For some time now, it has been touted as an unhealthy food, certainly not something to include in a heart-healthy weight loss program. But now researchers are finding that it has some properties that stave off an amazing number of ailments from cancer to unwanted pounds. It’s the perennial kids’ favorite: peanut butter.
Peanuts and peanut butter are high in a number of nutrients, most notably niacin (B3). Niacin has been proven to help delay the onset of cognitive degeneration in people over 65, including Alzheimer’s. The study from the Chicago Health and Aging Project showed that those who got 22 mg of niacin per day were 70% less likely to develop the disease than those taking in just over half that amount, and the decline in brain function was also lower for those consuming higher niacin. Just ¼ cup of peanuts adds up to about ¼ of the RDA for niacin.
Women can benefit from a reduced risk of gallstones by consuming peanuts and peanut butter, also. A twenty-year study by the Nurses’ Health Study indicated that women who eat as little as a handful of nuts or two tablespoons of peanut butter per week were 25% less likely to develop gallstones.
Many women might be reluctant to add even this small amount to their diet, however, citing the fact that nuts and peanut butter are full of fat and so may contribute to weight gain and cardiovascular issues. However, a study spanning over two years found that participants who ate nut products twice a week or more were over 30% less likely to gain weight than their counterparts.

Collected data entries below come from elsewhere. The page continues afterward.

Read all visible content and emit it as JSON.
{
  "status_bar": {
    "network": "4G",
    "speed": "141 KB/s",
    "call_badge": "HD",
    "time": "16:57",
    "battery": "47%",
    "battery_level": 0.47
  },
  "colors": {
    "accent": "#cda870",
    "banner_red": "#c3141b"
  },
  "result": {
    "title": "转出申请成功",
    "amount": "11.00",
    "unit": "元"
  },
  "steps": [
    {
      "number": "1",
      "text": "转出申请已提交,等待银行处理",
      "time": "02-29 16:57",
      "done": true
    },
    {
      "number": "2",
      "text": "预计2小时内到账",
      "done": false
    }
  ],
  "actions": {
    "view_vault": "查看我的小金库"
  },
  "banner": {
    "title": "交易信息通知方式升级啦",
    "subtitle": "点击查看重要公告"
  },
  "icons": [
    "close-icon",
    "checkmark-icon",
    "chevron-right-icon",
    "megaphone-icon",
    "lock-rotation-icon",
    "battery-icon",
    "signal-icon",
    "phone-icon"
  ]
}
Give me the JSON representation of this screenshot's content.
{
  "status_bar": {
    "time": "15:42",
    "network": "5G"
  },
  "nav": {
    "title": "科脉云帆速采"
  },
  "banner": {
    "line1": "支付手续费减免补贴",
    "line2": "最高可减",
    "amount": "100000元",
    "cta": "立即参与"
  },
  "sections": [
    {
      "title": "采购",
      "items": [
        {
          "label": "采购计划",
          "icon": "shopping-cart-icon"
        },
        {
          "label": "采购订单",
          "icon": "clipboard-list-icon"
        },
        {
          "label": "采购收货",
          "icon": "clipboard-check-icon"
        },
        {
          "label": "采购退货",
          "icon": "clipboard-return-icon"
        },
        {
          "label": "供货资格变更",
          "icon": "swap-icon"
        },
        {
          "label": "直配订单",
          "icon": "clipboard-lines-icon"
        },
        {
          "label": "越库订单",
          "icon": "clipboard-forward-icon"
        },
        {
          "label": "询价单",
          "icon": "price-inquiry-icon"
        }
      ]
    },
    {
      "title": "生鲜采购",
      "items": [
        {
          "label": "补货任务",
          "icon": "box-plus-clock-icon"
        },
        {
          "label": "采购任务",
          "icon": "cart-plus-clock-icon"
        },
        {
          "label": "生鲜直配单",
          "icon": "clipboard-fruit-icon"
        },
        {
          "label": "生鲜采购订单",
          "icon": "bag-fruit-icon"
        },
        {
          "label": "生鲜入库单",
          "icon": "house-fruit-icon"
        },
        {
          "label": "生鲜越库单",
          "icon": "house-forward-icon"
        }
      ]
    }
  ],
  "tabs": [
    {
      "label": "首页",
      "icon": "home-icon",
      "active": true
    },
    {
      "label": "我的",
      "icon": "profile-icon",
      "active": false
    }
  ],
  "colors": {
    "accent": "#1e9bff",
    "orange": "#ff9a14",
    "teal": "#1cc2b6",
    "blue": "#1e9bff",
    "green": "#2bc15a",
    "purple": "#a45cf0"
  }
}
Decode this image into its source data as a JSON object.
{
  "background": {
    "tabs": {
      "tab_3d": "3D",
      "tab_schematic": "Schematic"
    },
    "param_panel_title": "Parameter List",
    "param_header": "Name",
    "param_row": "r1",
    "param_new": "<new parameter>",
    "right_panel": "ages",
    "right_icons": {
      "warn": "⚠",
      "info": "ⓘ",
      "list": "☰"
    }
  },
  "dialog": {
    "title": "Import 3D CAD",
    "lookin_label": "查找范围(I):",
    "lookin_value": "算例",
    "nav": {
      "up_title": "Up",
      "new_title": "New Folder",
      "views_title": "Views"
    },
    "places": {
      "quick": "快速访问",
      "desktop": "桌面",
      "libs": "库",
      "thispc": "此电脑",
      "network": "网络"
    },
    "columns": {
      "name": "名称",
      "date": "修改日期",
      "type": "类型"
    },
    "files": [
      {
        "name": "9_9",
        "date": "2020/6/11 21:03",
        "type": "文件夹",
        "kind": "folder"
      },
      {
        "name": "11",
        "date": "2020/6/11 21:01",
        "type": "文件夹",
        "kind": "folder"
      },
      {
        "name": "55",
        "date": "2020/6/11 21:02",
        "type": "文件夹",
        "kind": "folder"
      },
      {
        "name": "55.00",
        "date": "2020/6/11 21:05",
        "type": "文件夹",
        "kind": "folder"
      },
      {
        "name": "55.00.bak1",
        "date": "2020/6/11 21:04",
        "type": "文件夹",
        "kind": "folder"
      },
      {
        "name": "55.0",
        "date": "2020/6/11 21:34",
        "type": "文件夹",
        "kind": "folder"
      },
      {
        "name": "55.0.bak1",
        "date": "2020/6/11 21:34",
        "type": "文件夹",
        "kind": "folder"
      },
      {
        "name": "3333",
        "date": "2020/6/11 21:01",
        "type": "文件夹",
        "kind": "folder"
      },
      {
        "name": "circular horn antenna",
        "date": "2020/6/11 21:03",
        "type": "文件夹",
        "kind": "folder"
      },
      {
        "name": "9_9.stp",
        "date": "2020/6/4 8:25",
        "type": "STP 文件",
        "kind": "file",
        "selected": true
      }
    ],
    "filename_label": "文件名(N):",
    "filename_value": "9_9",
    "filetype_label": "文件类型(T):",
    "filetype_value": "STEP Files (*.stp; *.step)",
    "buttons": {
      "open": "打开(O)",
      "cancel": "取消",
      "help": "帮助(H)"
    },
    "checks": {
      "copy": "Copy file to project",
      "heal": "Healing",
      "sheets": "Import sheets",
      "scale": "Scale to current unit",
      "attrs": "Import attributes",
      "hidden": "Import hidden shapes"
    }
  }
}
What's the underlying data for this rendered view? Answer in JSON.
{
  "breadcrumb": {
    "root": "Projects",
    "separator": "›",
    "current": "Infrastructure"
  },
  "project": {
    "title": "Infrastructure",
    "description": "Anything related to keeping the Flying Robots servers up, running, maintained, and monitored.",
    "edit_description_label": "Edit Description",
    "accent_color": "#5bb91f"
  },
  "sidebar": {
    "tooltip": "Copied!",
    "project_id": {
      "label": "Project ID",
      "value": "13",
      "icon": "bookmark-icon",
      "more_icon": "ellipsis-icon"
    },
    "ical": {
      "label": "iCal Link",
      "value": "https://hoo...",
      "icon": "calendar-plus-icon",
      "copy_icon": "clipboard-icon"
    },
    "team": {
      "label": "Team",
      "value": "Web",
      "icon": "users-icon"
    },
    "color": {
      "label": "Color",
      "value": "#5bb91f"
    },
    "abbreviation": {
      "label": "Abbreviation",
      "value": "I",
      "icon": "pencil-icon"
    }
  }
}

As for heart health, peanut butter can actually be a boon there, as well. One study showed decreased risk of heart-related illness by consuming a diet rich in peanut products, as much as 21%. Through a review of the literature, published in the British Journal of Nutrition, the findings suggested that those who ate nuts or nut products at least four times a week were 37% less likely to have coronary heart disease than those who seldom or never had nuts. Even more interestingly, every serving beyond four was associated with 8% more reduced risk on average. Another study, by the Iowa Women’s Health Study, indicated a decreased death rate from cardiovascular issues between 10-20% based upon the number of servings eaten.
Why peanuts? They are among the highest plants in antioxidant content, more even than some fruits such as strawberries and blackberries, and antioxidants are thought to be connected to heart health. Current studies have also discovered peanuts to be high in resveratrol. The Journal of Agricultural and Food Chemistry is just one publication to publish studies that illustrate the positive aspects of this flavanoid. This is the stuff found in red grapes and wine that seems to improve blood flow and might account for Europeans’ lower levels of cardiovascular issues even though their levels of fat consumption tend to be higher than that of people in the U.S.
Finally, peanut butter can help prevent cancer. That magic number of consuming peanuts just twice a week showed a 58% lowered risk of colon cancer in women and a 27% lowered risk in men according to World’s Healthiest Foods.
Peanuts and peanut butter obviously don’t deserve the negative reputation they’ve had. These studies indicate it only takes two servings a week to significantly affect major issues in the body. So take a pbj for lunch, try some of a piece of wheat toast, crush some peanuts to put on top of sliced peaches or bananas, and know that you are doing something good for your health.